Monday, February 21, 2005

Celebrating diversity

After Abortion cued me into this great piece, The Personal is Political. The author, a prochoice woman, takes on Ayelet Waldman's piece justfying her decision to abort her baby because he wasn't "normal." Among the most pithy of the author's reflections:

She trots out all the usual justifications - her family isn't prepared to raise a child with a disability, it will take too much time and attention away from her other kids, she doesn't want her son and daughter to be "burdened" with caring for their brother after her death, etc. Of course I can't help but have a visceral, stomach-twisting reaction to this incredibly privleged, wealthy woman whining that she simply didn't have the wherewithal to take on this challenge. I wish she could log on to my online Down Syndrome support group and meet the dozens of working-class, struggling parents, who often live in far-flung rural outposts with little to no community resources - and who STILL manage to lovingly raise happy, healthy children with and without extra chromosomes.

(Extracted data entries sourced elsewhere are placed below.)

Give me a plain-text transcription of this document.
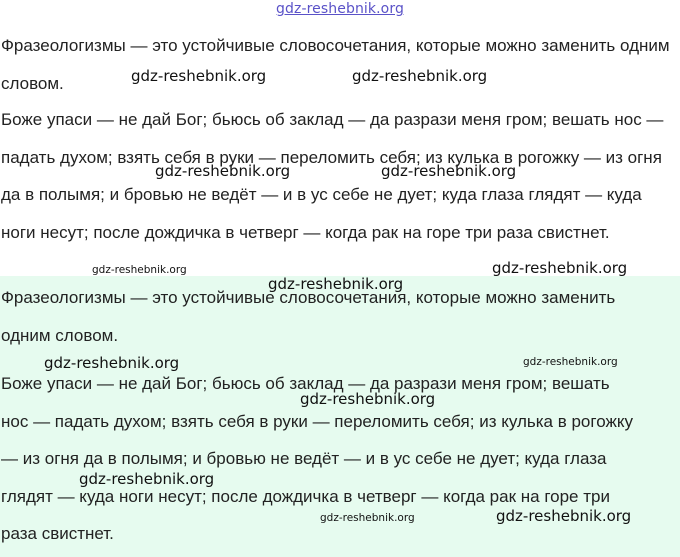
gdz-reshebnik.org

Фразеологизмы — это устойчивые словосочетания, которые можно заменить одним словом.

Боже упаси — не дай Бог; бьюсь об заклад — да разрази меня гром; вешать нос — падать духом; взять себя в руки — переломить себя; из кулька в рогожку — из огня да в полымя; и бровью не ведёт — и в ус себе не дует; куда глаза глядят — куда ноги несут; после дождичка в четверг — когда рак на горе три раза свистнет.

Фразеологизмы — это устойчивые словосочетания, которые можно заменить одним словом.

Боже упаси — не дай Бог; бьюсь об заклад — да разрази меня гром; вешать нос — падать духом; взять себя в руки — переломить себя; из кулька в рогожку — из огня да в полымя; и бровью не ведёт — и в ус себе не дует; куда глаза глядят — куда ноги несут; после дождичка в четверг — когда рак на горе три раза свистнет.

gdz-reshebnik.org	gdz-reshebnik.org
gdz-reshebnik.org	gdz-reshebnik.org
gdz-reshebnik.org	gdz-reshebnik.org
gdz-reshebnik.org
gdz-reshebnik.org	gdz-reshebnik.org
gdz-reshebnik.org
gdz-reshebnik.org
gdz-reshebnik.org	gdz-reshebnik.org
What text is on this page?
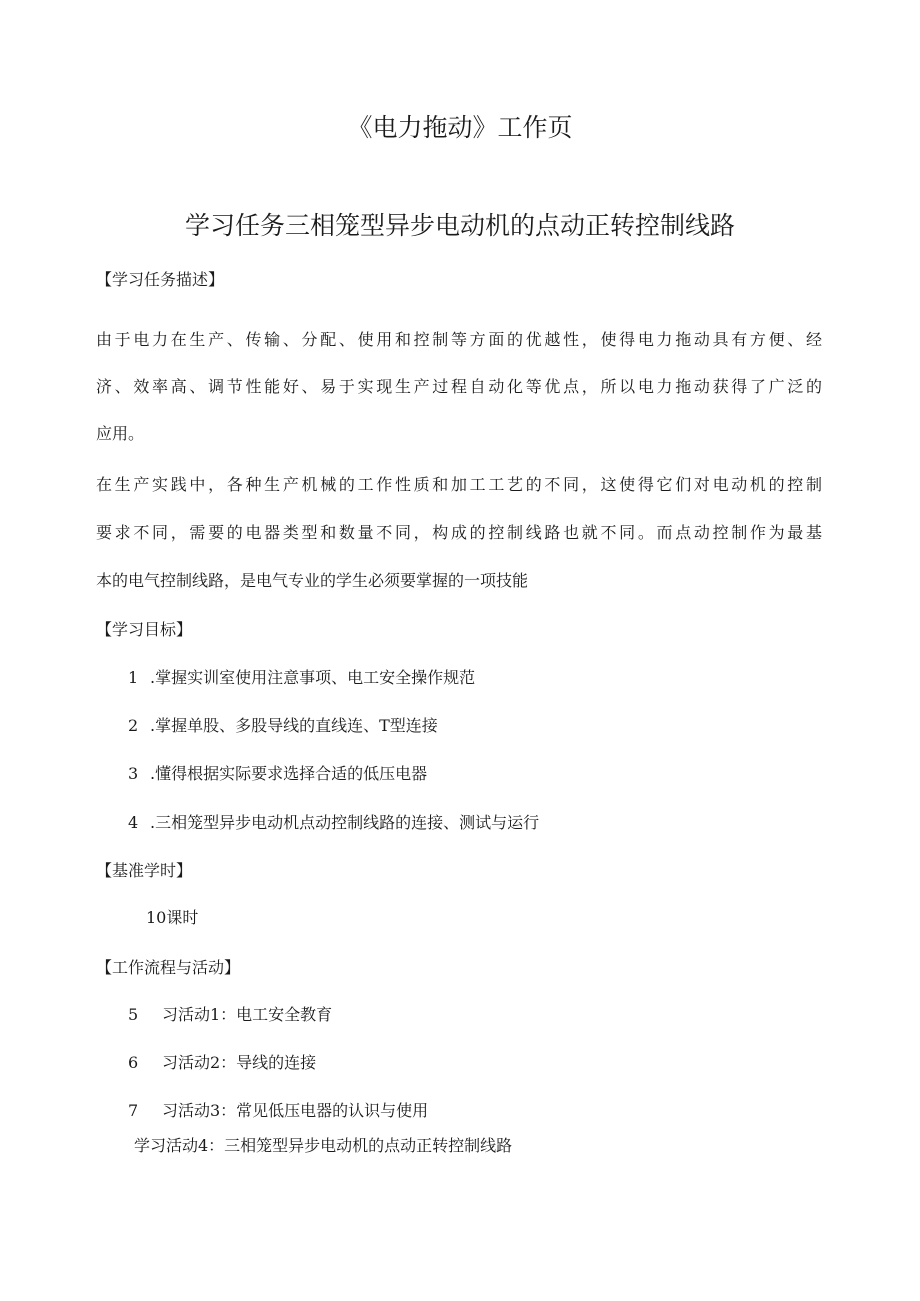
《电力拖动》工作页
学习任务三相笼型异步电动机的点动正转控制线路

【学习任务描述】

由于电力在生产、传输、分配、使用和控制等方面的优越性，使得电力拖动具有方便、经

济、效率高、调节性能好、易于实现生产过程自动化等优点，所以电力拖动获得了广泛的

应用。

在生产实践中，各种生产机械的工作性质和加工工艺的不同，这使得它们对电动机的控制

要求不同，需要的电器类型和数量不同，构成的控制线路也就不同。而点动控制作为最基

本的电气控制线路，是电气专业的学生必须要掌握的一项技能

【学习目标】

1 .掌握实训室使用注意事项、电工安全操作规范

2 .掌握单股、多股导线的直线连、T型连接

3 .懂得根据实际要求选择合适的低压电器

4 .三相笼型异步电动机点动控制线路的连接、测试与运行

【基准学时】

10课时

【工作流程与活动】

5 习活动1：电工安全教育

6 习活动2：导线的连接

7 习活动3：常见低压电器的认识与使用

学习活动4：三相笼型异步电动机的点动正转控制线路
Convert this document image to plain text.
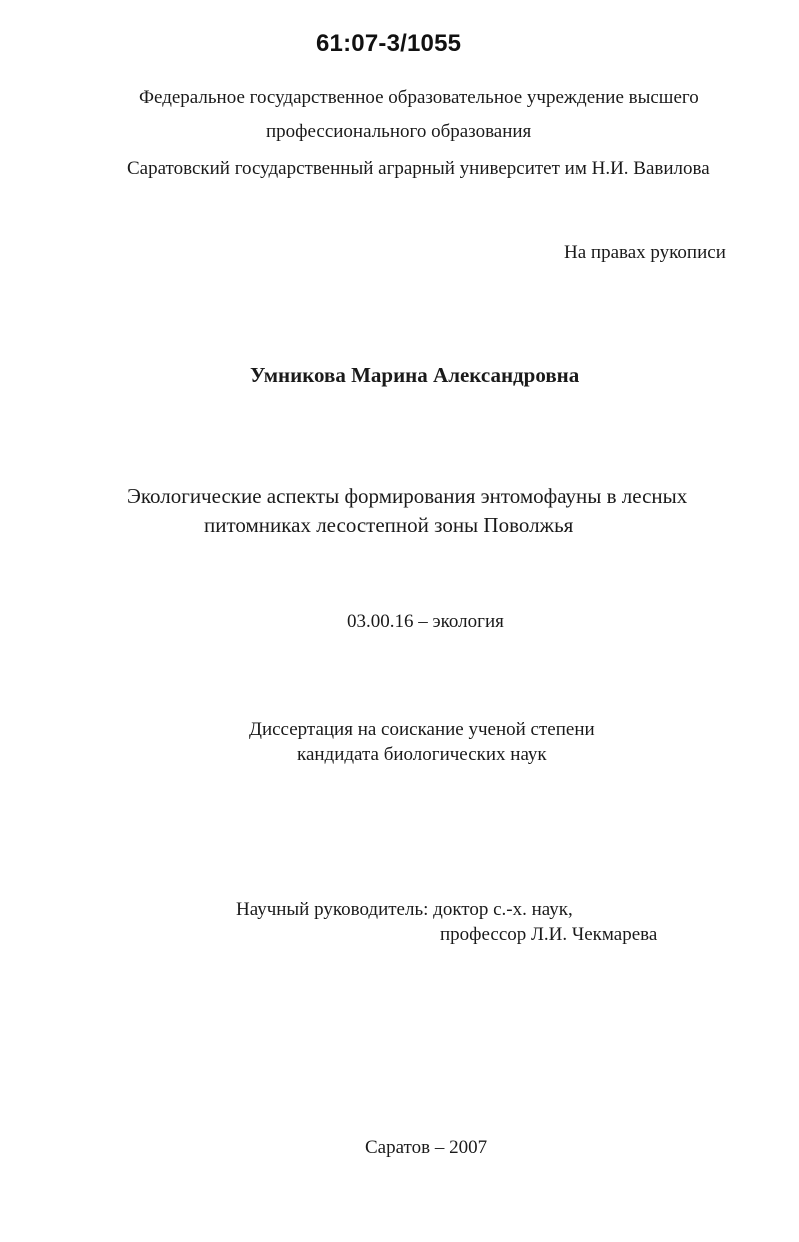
61:07-3/1055
Федеральное государственное образовательное учреждение высшего
профессионального образования
Саратовский государственный аграрный университет им Н.И. Вавилова
На правах рукописи
Умникова Марина Александровна
Экологические аспекты формирования энтомофауны в лесных
питомниках лесостепной зоны Поволжья
03.00.16 – экология
Диссертация на соискание ученой степени
кандидата биологических наук
Научный руководитель: доктор с.-х. наук,
профессор Л.И. Чекмарева
Саратов – 2007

There's also the issue of how people who bail on a fetus with a disability will cope if one of their "normal" children develops a problem. Life is unpredictable.

Once a diagnosis of Down Syndrome is confirmed, termination is expected and encouraged - it is those of us who choose to give birth to our imperfect, hopelessly compromised babies who are shunned, or at least treated with utter bewilderment. I can't count how many times people approached me after Bug was born to bluntly ask "Didn't you know? Beforehand?" The tacit implication being, of course, why didn't you get tested like everyone else does, so you could have had an abortion before it was too late?"

For all our talk of "celebrating diversity," we as a society aren't practicing what we preach. We consider it grounds for abortion as soon as we find out a baby is different.